Future research and clinical prospects

Thrombotic events are increasingly recognized as a distinct clinical complication in the context of HCT. Investigating the pathophysiology of thrombosis becomes more complex as the function and interplay of multiple effectors, such as Hemostasis and Complement, are further elucidated. Adverse reactions of mechanisms of the innate immunity resulting in thrombotic events were only recently described as the concept of Immunothrombosis [136,137,138]. They involve the role and interaction of various components, such as innate immune cells, platelets and coagulation factors, in an effort to clear local infections.

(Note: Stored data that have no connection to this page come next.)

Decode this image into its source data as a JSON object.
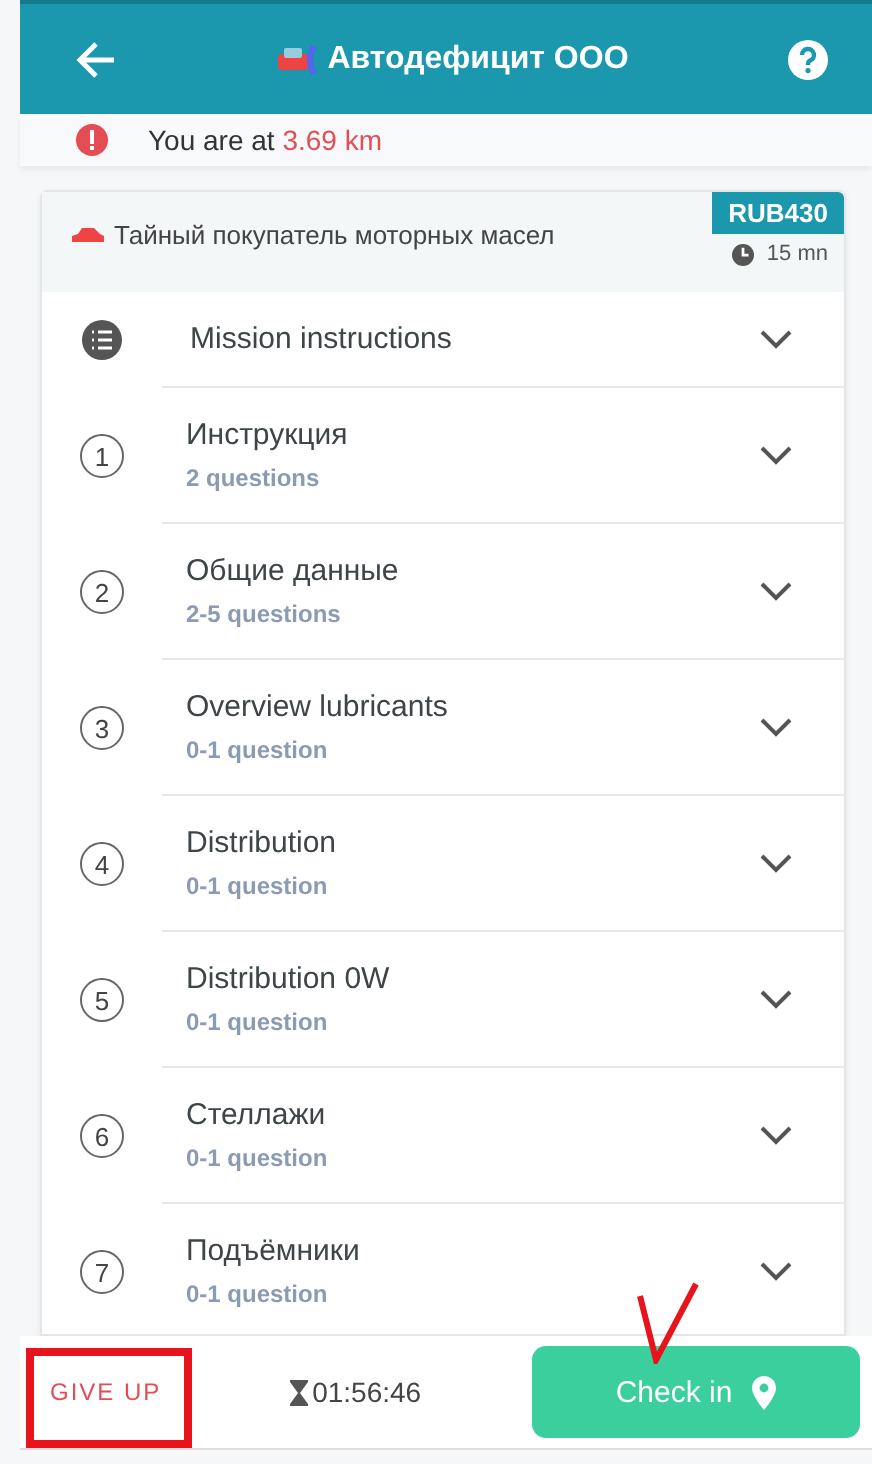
{
  "header": {
    "title": "Автодефицит ООО"
  },
  "distance": {
    "prefix": "You are at ",
    "value": "3.69 km"
  },
  "mission": {
    "title": "Тайный покупатель моторных масел",
    "reward": "RUB430",
    "duration": "15 mn"
  },
  "sections": [
    {
      "kind": "instructions",
      "title": "Mission instructions"
    },
    {
      "kind": "numbered",
      "number": "1",
      "title": "Инструкция",
      "subtitle": "2 questions"
    },
    {
      "kind": "numbered",
      "number": "2",
      "title": "Общие данные",
      "subtitle": "2-5 questions"
    },
    {
      "kind": "numbered",
      "number": "3",
      "title": "Overview lubricants",
      "subtitle": "0-1 question"
    },
    {
      "kind": "numbered",
      "number": "4",
      "title": "Distribution",
      "subtitle": "0-1 question"
    },
    {
      "kind": "numbered",
      "number": "5",
      "title": "Distribution 0W",
      "subtitle": "0-1 question"
    },
    {
      "kind": "numbered",
      "number": "6",
      "title": "Стеллажи",
      "subtitle": "0-1 question"
    },
    {
      "kind": "numbered",
      "number": "7",
      "title": "Подъёмники",
      "subtitle": "0-1 question"
    }
  ],
  "footer": {
    "give_up": "GIVE UP",
    "timer": "01:56:46",
    "check_in": "Check in"
  }
}
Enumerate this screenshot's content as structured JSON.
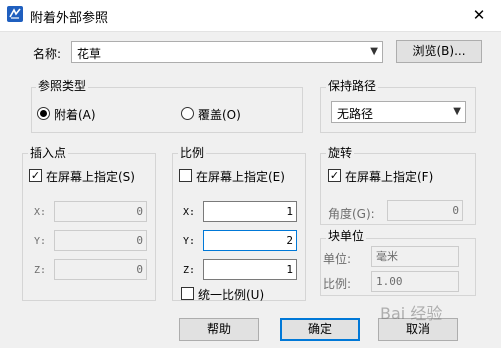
{
  "window": {
    "title": "附着外部参照",
    "close_glyph": "✕",
    "app_icon": "app-logo-icon"
  },
  "name": {
    "label": "名称:",
    "value": "花草",
    "browse_label": "浏览(B)..."
  },
  "reference_type": {
    "title": "参照类型",
    "attach_label": "附着(A)",
    "overlay_label": "覆盖(O)",
    "selected": "attach"
  },
  "keep_path": {
    "title": "保持路径",
    "value": "无路径"
  },
  "insertion_point": {
    "title": "插入点",
    "specify_label": "在屏幕上指定(S)",
    "specify_checked": true,
    "x_label": "X:",
    "x_value": "0",
    "y_label": "Y:",
    "y_value": "0",
    "z_label": "Z:",
    "z_value": "0"
  },
  "scale": {
    "title": "比例",
    "specify_label": "在屏幕上指定(E)",
    "specify_checked": false,
    "x_label": "X:",
    "x_value": "1",
    "y_label": "Y:",
    "y_value": "2",
    "z_label": "Z:",
    "z_value": "1",
    "uniform_label": "统一比例(U)",
    "uniform_checked": false
  },
  "rotation": {
    "title": "旋转",
    "specify_label": "在屏幕上指定(F)",
    "specify_checked": true,
    "angle_label": "角度(G):",
    "angle_value": "0"
  },
  "block_unit": {
    "title": "块单位",
    "unit_label": "单位:",
    "unit_value": "毫米",
    "scale_label": "比例:",
    "scale_value": "1.00"
  },
  "buttons": {
    "help": "帮助",
    "ok": "确定",
    "cancel": "取消"
  },
  "watermark": "Bai 经验"
}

The immune system in both its humoral and cellular dimension is strongly challenged and affected during the process of HCT. Thrombotic events have a variable impact on the immune system triggering inflammatory responses, an observation known as thromboinflammation [136]. Understanding thromboinflammation and immunothrombosis, through the dual role of Hemostasis and Complement as biological defense systems, helps explain micro- or macro-thrombotic complications in HCT and design better treatment approaches. Iatrogenic interventions during the process of HCT could also be added to the list of triggering mechanisms for thrombotic events, as the catheter related thrombosis clearly demonstrates.

Given the high mortality and morbidity that patients with HSCT-TMA experience, identification of novel biomarkers aiming for early diagnosis of this severe disease entity is crucial for better outcomes for our patients. Future research efforts should focus on the role of next-generation complement therapeutics in the management of this distinct type of TMA, examining not only their impact on the overall survival but also on the quality of life of the patients. Genetic and functional data regarding complement activation in patients with GVHD are crucial, while research should investigate the role of alternative and lectin pathways in the pathogenesis of this syndrome. Moreover, multi-center collaboration can be helpful for the examination of the safety and efficacy of complement inhibitors in aGVHD. SOS/VOD constitutes a rare but fatal HSCT complication. The genetic background of SOS/VOD should also be investigated, contributing to the development of targeted therapies.